Ten Things You Need to Know Before You Have a Mammogram

UK research shows that for every breast cancer death that is prevented by screening, 180 women need to be screened and of those women, three will be unnecessarily diagnosed and treated

1. A woman born today has about a 1 in 8 chance of being diagnosed with breast cancer at some time during her life. On the other hand, there is an 87.6% chance that she will never have breast cancer.

2. Breast cancer risk is affected by a number of known factors such as gender, genes and ageing. Four out of five breast cancers are found in women over fifty and for this reason, all women aged 50 - 70 in the UK are invited to attend a breast cancer screening, once every three years.

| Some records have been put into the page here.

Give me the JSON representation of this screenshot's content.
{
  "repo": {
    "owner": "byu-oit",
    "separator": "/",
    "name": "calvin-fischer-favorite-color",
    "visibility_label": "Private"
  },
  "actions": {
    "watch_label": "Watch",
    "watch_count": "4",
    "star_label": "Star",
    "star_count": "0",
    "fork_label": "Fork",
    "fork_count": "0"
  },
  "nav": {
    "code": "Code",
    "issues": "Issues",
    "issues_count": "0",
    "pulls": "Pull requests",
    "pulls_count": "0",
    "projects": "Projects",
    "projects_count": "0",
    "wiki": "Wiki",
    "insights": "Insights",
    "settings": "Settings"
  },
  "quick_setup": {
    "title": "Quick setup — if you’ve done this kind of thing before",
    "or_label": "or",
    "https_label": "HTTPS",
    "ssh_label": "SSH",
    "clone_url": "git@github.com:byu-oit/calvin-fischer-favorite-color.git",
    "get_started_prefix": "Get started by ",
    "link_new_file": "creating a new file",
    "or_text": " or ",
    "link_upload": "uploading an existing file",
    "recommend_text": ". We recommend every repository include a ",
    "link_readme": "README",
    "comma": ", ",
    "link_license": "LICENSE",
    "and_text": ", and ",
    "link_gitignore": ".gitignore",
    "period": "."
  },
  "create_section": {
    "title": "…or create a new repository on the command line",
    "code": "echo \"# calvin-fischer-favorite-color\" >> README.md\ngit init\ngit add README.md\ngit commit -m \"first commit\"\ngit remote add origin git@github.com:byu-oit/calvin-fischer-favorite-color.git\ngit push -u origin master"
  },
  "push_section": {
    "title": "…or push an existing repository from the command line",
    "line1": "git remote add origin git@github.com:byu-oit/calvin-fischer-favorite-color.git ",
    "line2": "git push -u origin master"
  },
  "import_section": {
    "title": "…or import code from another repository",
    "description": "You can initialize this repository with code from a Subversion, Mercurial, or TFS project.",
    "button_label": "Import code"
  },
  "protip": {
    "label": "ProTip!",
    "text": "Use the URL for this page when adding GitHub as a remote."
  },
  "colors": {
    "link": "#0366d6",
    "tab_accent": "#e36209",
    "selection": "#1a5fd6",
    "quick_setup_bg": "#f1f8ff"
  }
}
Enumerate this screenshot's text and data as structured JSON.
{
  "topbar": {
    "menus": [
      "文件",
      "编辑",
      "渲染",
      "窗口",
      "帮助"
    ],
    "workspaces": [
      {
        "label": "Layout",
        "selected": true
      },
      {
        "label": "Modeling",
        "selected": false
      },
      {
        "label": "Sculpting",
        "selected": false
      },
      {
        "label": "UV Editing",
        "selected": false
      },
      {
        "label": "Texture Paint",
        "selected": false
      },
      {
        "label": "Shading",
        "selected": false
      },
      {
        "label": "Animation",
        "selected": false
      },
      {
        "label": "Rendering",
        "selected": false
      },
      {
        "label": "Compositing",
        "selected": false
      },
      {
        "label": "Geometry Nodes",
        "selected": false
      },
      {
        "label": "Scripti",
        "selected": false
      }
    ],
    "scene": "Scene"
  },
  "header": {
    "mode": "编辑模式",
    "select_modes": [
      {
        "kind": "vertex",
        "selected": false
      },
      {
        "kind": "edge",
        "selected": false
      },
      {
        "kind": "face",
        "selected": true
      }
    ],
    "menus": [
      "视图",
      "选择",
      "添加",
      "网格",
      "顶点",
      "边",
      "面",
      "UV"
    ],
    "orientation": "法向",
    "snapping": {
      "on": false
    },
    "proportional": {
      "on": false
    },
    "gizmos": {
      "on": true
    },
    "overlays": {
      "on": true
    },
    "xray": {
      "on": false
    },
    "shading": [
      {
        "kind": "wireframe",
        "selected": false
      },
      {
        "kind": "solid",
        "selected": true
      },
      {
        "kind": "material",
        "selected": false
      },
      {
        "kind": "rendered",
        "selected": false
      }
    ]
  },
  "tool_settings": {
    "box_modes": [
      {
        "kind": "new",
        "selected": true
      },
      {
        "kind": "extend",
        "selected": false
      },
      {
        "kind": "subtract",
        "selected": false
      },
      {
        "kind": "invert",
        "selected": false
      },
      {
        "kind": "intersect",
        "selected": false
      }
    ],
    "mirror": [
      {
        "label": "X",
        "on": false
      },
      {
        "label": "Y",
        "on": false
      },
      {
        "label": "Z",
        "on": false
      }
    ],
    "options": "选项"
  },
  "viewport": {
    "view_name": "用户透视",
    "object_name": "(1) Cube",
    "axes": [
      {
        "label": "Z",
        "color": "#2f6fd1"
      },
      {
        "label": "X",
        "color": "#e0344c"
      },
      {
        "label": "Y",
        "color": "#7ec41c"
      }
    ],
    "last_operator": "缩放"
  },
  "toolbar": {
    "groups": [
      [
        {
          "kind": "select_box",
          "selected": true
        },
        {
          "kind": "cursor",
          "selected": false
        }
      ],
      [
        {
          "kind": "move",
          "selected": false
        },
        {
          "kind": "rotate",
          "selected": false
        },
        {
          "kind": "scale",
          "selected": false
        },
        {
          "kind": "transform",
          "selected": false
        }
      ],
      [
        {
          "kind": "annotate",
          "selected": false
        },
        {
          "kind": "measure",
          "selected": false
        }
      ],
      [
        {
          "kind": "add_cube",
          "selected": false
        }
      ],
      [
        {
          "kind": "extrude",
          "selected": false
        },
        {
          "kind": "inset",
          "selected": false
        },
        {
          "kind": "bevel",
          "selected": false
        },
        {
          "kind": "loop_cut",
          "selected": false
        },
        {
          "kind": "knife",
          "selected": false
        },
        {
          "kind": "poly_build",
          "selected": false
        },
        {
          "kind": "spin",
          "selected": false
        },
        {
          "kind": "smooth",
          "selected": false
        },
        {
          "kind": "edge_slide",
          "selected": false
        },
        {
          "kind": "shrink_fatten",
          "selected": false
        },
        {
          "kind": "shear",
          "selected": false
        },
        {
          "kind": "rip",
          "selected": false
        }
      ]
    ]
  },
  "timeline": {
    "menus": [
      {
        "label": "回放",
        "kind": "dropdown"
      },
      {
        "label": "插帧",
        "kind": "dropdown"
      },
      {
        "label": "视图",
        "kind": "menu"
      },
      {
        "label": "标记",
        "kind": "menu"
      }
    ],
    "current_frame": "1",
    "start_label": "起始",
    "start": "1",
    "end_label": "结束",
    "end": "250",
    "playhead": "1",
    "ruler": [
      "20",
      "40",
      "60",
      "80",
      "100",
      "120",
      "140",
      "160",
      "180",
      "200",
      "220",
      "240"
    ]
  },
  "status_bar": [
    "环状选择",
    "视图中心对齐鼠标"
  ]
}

3. In theory, early detection and early treatment should improve outcomes, but although mammography screening is associated with a modest reduction in breast cancer mortality, the benefit of screening has to be balanced against the potential to do harm.

4. UK research shows that for every breast cancer death that is prevented by screening, 180 women need to be screened and of those women, three will be unnecessarily diagnosed and treated.

5. A US meta analysis of Medline studies of breast cancer screening carried out between 1960-2014 determined that for every 10,000 women aged 50 to 59, ten lives are saved. Overall, they found that screening is associated with a 19% reduction in mortality.

6. But the same study also estimates that there is about a 19% chance that breast cancer will be overdiagnosed and unnecessarily treated.

7. The reason this happens is because breast cancer screening detects carcinoma in situ (CIS), but less than half of all cases of CIS will progress to breast cancer.

8. However, practically all women diagnosed with CIS are treated as if the condition would progress to invasive cancer, which leads to considerable over treatment.

9. Currently it is not possible to distinguish cancers that lead to death from cancers that are unlikely to progress, so neither a woman, nor her doctor can know whether a screen-detected cancer is an 'overdiagnosed' case or not.

10. Women who participate in annual breast cancer screening can anticipate that they will have at least one false-positive finding over a ten year period.